Department of Computer Science, Jamoum University College, Umm Al-Qura University, Jamoum, Saudi Arabia.
Department of Biology, North Carolina Agricultural and Technical State University, Greensboro, NC, USA.
Methods Mol Biol. 2022;2499:155-176. doi: 10.1007/978-1-0716-2317-6_8.

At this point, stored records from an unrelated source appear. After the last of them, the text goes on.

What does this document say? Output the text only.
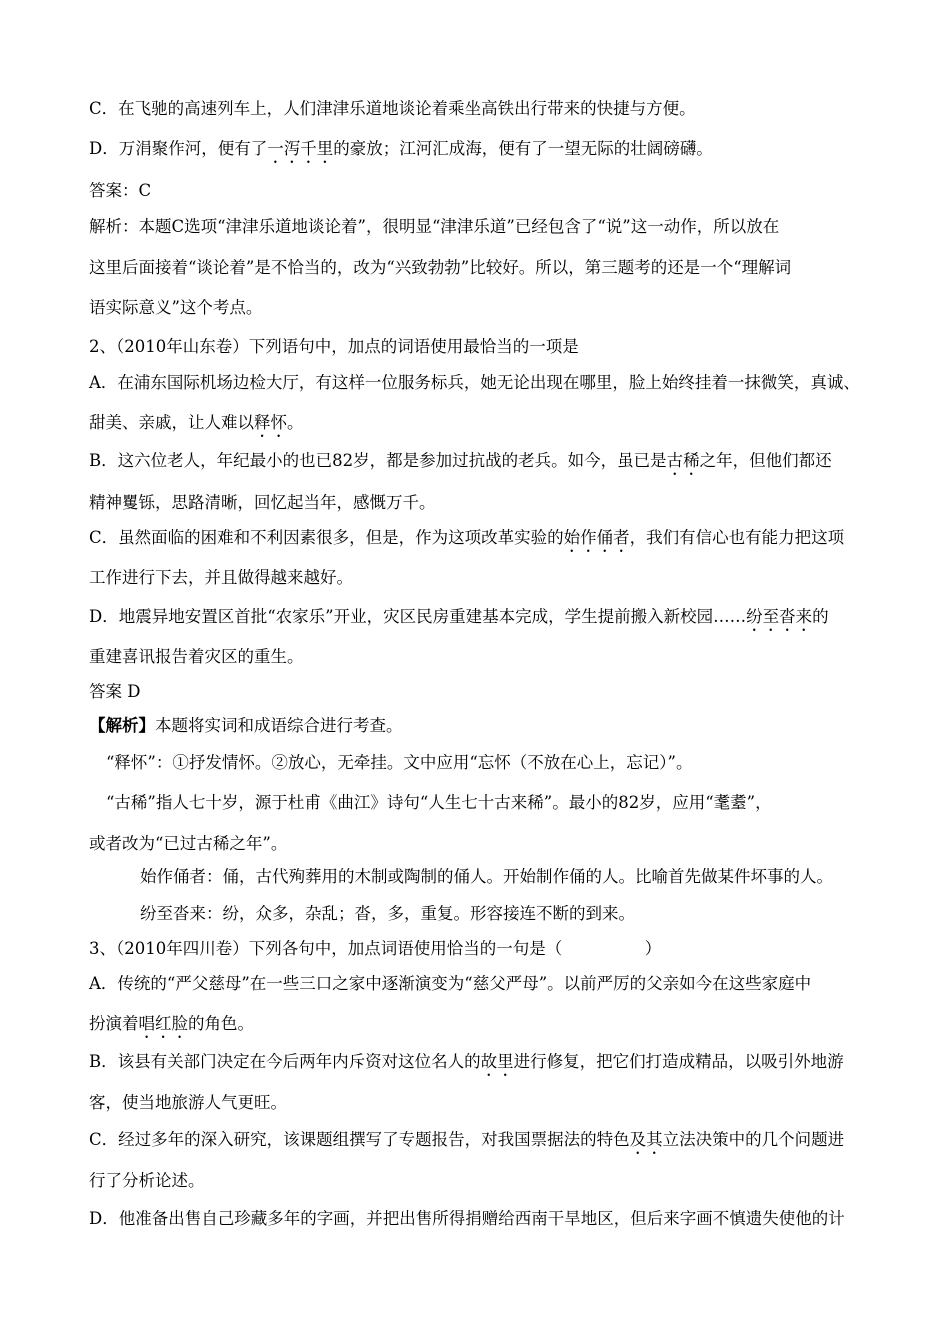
C．在飞驰的高速列车上，人们津津乐道地谈论着乘坐高铁出行带来的快捷与方便。
D．万涓聚作河，便有了一泻千里的豪放；江河汇成海，便有了一望无际的壮阔磅礴。
答案：C
解析：本题C选项“津津乐道地谈论着”，很明显“津津乐道”已经包含了“说”这一动作，所以放在
这里后面接着“谈论着”是不恰当的，改为“兴致勃勃”比较好。所以，第三题考的还是一个“理解词
语实际意义”这个考点。
2、（2010年山东卷）下列语句中，加点的词语使用最恰当的一项是
A．在浦东国际机场边检大厅，有这样一位服务标兵，她无论出现在哪里，脸上始终挂着一抹微笑，真诚、
甜美、亲戚，让人难以释怀。
B．这六位老人，年纪最小的也已82岁，都是参加过抗战的老兵。如今，虽已是古稀之年，但他们都还
精神矍铄，思路清晰，回忆起当年，感慨万千。
C．虽然面临的困难和不利因素很多，但是，作为这项改革实验的始作俑者，我们有信心也有能力把这项
工作进行下去，并且做得越来越好。
D．地震异地安置区首批“农家乐”开业，灾区民房重建基本完成，学生提前搬入新校园……纷至沓来的
重建喜讯报告着灾区的重生。
答案 D
【解析】本题将实词和成语综合进行考查。
“释怀”：①抒发情怀。②放心，无牵挂。文中应用“忘怀（不放在心上，忘记）”。
“古稀”指人七十岁，源于杜甫《曲江》诗句“人生七十古来稀”。最小的82岁，应用“耄耋”，
或者改为“已过古稀之年”。
始作俑者：俑，古代殉葬用的木制或陶制的俑人。开始制作俑的人。比喻首先做某件坏事的人。
纷至沓来：纷，众多，杂乱；沓，多，重复。形容接连不断的到来。
3、（2010年四川卷）下列各句中，加点词语使用恰当的一句是（　　　　　）
A．传统的“严父慈母”在一些三口之家中逐渐演变为“慈父严母”。以前严厉的父亲如今在这些家庭中
扮演着唱红脸的角色。
B．该县有关部门决定在今后两年内斥资对这位名人的故里进行修复，把它们打造成精品，以吸引外地游
客，使当地旅游人气更旺。
C．经过多年的深入研究，该课题组撰写了专题报告，对我国票据法的特色及其立法决策中的几个问题进
行了分析论述。
D．他准备出售自己珍藏多年的字画，并把出售所得捐赠给西南干旱地区，但后来字画不慎遗失使他的计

Peroxiredoxins (Prxs) are a protein superfamily, present in all organisms, that play a critical role in protecting cellular macromolecules from oxidative damage but also regulate intracellular and intercellular signaling processes involving redox-regulated proteins and pathways. Bioinformatic approaches using computational tools that focus on active site-proximal sequence fragments (known as active site signatures) and iterative clustering and searching methods (referred to as TuLIP and MISST) have recently enabled the recognition of over 38,000 peroxiredoxins, as well as their classification into six functionally relevant groups. With these data providing so many examples of Prxs in each class, machine learning approaches offer an opportunity to extract additional information about features characteristic of these protein groups.In this study, we developed a novel computational method named "RF-Prx" based on a random forest (RF) approach integrated with K-space amino acid pairs (KSAAP) to identify peroxiredoxins and classify them into one of six subgroups. Our process performed in a superior manner compared to other machine learning classifiers. Thus the RF approach integrated with K-space amino acid pairs enabled the detection of class-specific conserved sequences outside the known functional centers and with potential importance. For example, drugs designed to target Prx proteins would likely suffer from cross-reactivity among distinct Prxs if targeted to conserved active sites, but this may be avoidable if remote, class-specific regions could be targeted instead.
过氧化物酶(Prxs)是一个蛋白质超家族,存在于所有生物中,它们在保护细胞大分子免受氧化损伤方面发挥着关键作用,但也调节涉及氧化还原调节蛋白和途径的细胞内和细胞间信号转导过程。使用专注于活性位点附近序列片段(称为活性位点特征)和迭代聚类及搜索方法(称为 TuLIP 和 MISST)的计算工具进行生物信息学方法,最近已经能够识别超过 38000 种过氧化物酶,并将其分类为六个具有功能相关性的组。由于这些数据在每个类别中提供了如此多的 Prx 示例,机器学习方法提供了一个机会,可以提取这些蛋白质组特征的其他信息。在这项研究中,我们开发了一种名为“RF-Prx”的新计算方法,该方法基于随机森林(RF)方法,结合 K-空间氨基酸对(KSAAP),用于识别过氧化物酶并将其分类为六个亚组之一。与其他机器学习分类器相比,我们的方法表现优越。因此,将 K-空间氨基酸对与随机森林方法集成,使我们能够检测到已知功能中心之外具有潜在重要性的类特异性保守序列。例如,如果针对保守的活性位点设计针对 Prx 蛋白的药物,那么针对不同的 Prx 可能会发生交叉反应,但如果可以针对远程的、特定于类的区域进行靶向,那么这种情况可能会避免。